Persistent Neonatal Thyrotoxicosis in a Neonate Secondary to a Rare Thyroid-Stimulating Hormone Receptor Activating Mutation: Case Report and Literature Review

ArticleinEndocrine Practice 14(4):479-83 · May 2008with15 Reads
Impact Factor: 2.81 · DOI: 10.4158/EP.14.4.479 · Source: PubMed

    Abstract

    To report the case of a neonate presenting with nonautoimmune thyrotoxicosis and failure to thrive in whom an activating TSHR mutation was suspected.
    We describe the clinical and laboratory findings in a neonate who presented with nonautoimmune thyrotoxicosis and failure to thrive, including results of DNA analysis of TSHR, which encodes the thyroid-stimulating hormone receptor (TSHR). Relevant literature is also reviewed.
    The proband was born spontaneously at 35 weeks' gestation, and his early neonatal period was remarkable for meconium aspiration, pneumothorax, hepatomegaly with associated elevated transaminases, and direct hyperbilirubinemia. On days 9 and 11 of life, thyroid function studies revealed hyperthyroidism, which remained persistent on day 26 of life. On day 44 of life, the infant was admitted to the hospital. The mother reported he had an increased activity level, disturbed sleep, jitteriness, and exaggerated startle response. Weight was at the third percentile. After additional workup, Lugol's iodine solution, propanolol, and propylthiouracil were prescribed, which led to improvement in thyroid function. No TSHR antibodies were detected in the mother's or patient's sera.

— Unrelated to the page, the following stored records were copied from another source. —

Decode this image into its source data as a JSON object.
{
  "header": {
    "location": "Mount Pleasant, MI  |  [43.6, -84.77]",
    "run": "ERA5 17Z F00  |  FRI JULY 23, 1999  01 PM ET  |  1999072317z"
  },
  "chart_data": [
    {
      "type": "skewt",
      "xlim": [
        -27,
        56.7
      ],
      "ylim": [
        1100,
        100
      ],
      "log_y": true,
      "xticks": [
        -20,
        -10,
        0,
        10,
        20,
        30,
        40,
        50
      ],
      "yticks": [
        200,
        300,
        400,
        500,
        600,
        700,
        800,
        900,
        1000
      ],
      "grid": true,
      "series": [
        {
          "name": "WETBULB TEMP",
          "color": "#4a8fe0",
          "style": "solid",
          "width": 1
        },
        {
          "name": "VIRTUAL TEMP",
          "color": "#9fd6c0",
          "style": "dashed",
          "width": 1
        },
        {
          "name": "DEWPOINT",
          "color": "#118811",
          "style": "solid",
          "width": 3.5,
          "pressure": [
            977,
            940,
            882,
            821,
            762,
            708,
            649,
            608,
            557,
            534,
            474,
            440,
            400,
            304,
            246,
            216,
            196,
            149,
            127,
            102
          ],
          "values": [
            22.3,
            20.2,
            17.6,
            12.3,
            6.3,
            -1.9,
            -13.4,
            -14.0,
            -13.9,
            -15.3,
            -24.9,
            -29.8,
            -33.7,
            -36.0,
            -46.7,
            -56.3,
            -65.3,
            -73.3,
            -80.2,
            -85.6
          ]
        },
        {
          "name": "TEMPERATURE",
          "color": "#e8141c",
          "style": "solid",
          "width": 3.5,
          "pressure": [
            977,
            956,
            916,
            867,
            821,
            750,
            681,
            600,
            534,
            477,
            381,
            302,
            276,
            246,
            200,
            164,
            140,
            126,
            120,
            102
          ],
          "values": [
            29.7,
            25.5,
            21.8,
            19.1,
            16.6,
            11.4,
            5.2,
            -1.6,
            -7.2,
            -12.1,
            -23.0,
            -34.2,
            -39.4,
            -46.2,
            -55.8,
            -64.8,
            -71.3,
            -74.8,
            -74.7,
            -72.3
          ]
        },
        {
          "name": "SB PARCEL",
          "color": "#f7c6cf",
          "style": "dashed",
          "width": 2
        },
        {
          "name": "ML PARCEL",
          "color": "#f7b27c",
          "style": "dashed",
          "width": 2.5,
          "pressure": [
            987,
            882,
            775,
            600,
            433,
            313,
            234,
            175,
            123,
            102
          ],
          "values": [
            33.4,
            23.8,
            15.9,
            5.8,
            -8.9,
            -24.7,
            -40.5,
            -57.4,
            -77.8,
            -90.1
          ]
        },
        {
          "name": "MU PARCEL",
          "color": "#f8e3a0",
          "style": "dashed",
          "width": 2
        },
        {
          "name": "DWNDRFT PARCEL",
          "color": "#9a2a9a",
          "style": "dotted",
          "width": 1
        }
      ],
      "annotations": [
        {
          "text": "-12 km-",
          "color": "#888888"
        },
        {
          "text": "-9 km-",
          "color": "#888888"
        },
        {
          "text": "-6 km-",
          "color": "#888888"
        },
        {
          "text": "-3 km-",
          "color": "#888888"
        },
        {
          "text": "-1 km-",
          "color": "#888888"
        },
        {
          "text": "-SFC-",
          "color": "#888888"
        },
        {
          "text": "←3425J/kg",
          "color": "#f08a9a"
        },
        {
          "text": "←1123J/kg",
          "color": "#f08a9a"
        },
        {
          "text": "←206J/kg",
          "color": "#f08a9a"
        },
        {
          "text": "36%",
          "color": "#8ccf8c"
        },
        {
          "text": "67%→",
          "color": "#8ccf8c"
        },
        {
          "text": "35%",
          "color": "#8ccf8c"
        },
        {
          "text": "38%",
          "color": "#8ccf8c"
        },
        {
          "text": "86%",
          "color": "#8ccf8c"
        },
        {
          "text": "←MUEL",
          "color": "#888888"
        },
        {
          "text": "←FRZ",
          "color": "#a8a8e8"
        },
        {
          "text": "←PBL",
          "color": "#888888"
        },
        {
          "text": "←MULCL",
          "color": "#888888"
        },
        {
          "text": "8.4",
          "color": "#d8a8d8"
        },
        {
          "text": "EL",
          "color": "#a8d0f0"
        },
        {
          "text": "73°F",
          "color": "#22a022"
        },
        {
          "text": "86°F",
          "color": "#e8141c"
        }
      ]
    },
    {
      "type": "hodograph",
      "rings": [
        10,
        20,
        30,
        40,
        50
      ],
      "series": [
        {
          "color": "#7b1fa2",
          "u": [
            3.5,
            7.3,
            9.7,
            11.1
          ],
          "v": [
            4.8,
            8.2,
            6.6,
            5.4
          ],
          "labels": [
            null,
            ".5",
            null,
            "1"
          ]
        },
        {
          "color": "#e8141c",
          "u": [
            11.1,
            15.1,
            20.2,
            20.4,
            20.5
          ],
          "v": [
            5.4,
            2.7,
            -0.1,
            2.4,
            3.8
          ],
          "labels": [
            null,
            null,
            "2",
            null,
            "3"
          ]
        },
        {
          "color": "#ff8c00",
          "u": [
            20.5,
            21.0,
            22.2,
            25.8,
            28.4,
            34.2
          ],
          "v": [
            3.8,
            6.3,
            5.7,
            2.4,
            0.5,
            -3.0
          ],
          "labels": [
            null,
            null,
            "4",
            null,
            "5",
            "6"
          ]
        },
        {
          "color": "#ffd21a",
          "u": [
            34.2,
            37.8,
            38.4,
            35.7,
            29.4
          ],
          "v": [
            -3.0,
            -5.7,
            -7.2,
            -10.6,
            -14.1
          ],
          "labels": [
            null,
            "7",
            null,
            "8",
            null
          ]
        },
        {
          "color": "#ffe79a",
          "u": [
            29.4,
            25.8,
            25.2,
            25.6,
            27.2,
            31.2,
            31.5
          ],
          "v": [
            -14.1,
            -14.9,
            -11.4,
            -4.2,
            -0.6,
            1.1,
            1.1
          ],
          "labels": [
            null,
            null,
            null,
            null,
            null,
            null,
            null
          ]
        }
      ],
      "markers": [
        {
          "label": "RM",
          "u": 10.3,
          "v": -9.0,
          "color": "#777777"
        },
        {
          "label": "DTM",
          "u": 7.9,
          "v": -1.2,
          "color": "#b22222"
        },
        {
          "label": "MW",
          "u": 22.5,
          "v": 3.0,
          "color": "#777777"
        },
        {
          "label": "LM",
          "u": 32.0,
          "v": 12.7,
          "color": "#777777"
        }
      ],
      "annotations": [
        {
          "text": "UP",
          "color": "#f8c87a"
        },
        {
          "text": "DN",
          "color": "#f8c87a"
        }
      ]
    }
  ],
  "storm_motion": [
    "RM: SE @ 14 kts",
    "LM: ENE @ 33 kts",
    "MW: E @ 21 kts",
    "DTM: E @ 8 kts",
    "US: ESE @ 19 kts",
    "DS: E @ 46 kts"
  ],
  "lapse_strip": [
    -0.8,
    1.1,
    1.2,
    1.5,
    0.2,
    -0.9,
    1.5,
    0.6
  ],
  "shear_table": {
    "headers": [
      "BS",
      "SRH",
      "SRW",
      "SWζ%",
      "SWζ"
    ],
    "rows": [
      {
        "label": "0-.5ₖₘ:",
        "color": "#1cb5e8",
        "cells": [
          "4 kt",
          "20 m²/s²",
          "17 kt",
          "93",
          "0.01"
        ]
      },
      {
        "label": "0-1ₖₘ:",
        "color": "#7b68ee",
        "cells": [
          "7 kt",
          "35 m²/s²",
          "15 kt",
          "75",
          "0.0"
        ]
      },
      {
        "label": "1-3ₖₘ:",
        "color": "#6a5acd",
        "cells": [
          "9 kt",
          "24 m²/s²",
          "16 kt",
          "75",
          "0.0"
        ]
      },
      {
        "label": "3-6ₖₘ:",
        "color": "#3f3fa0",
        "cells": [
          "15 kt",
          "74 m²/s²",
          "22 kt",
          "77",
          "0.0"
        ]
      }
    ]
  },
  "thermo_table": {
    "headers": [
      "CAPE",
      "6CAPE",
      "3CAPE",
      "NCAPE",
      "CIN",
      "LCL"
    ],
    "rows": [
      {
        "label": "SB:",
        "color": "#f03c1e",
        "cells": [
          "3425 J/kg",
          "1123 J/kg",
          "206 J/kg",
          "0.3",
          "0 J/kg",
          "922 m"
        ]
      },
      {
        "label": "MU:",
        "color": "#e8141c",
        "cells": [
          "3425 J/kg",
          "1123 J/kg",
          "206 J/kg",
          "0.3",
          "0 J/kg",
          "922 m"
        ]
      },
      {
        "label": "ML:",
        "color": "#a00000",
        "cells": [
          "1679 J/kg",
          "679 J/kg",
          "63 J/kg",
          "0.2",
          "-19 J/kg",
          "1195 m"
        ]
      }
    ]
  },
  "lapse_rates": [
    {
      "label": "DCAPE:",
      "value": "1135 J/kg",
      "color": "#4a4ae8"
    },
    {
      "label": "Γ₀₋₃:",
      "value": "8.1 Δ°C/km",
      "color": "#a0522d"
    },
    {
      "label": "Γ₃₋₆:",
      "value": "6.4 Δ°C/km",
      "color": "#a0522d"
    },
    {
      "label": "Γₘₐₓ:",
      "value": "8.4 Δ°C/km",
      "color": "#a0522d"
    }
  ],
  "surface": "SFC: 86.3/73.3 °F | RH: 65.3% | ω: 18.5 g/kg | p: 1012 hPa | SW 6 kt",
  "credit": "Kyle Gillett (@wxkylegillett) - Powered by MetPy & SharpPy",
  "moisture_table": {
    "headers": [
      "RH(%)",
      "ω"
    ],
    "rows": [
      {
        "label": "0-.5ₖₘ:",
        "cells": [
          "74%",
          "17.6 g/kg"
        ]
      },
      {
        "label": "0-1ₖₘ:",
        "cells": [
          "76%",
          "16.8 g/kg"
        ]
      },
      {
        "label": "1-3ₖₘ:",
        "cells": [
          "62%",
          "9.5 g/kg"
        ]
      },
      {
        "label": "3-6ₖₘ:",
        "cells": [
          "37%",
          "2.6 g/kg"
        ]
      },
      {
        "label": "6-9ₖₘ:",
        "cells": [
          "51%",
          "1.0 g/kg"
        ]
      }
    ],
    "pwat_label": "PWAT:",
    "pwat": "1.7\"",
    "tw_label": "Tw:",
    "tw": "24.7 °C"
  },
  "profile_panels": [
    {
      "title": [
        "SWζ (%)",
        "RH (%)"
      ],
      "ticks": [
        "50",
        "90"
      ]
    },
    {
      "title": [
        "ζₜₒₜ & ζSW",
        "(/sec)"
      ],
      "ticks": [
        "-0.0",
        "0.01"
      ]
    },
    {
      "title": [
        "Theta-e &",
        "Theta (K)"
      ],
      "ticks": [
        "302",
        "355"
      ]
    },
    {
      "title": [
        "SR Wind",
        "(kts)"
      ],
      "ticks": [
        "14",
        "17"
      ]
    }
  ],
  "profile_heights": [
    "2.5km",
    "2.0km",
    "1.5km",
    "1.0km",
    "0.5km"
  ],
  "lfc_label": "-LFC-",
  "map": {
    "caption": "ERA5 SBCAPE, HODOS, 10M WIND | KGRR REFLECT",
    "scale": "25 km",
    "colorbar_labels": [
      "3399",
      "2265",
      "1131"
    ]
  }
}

Analysis of the patient's DNA revealed a heterozygous T-to-C substitution at amino acid 568 in exon 10 (Ile568Thr), which predicts an isoleucine to threonine conversion in the second extracellular loop of TSHR. The mutation was not identified in the parents' DNA.
    A mutation causing constitutive activation of TSHR was confirmed in this patient, a finding that has implications for genetic counseling and consideration of total thyroidectomy or long-term thionamide therapy followed by radioiodide ablation as treatment options. Although rare, TSHR mutations should be considered in an infant presenting with thyrotoxicosis in absence of demonstrable TSHR antibodies in serum.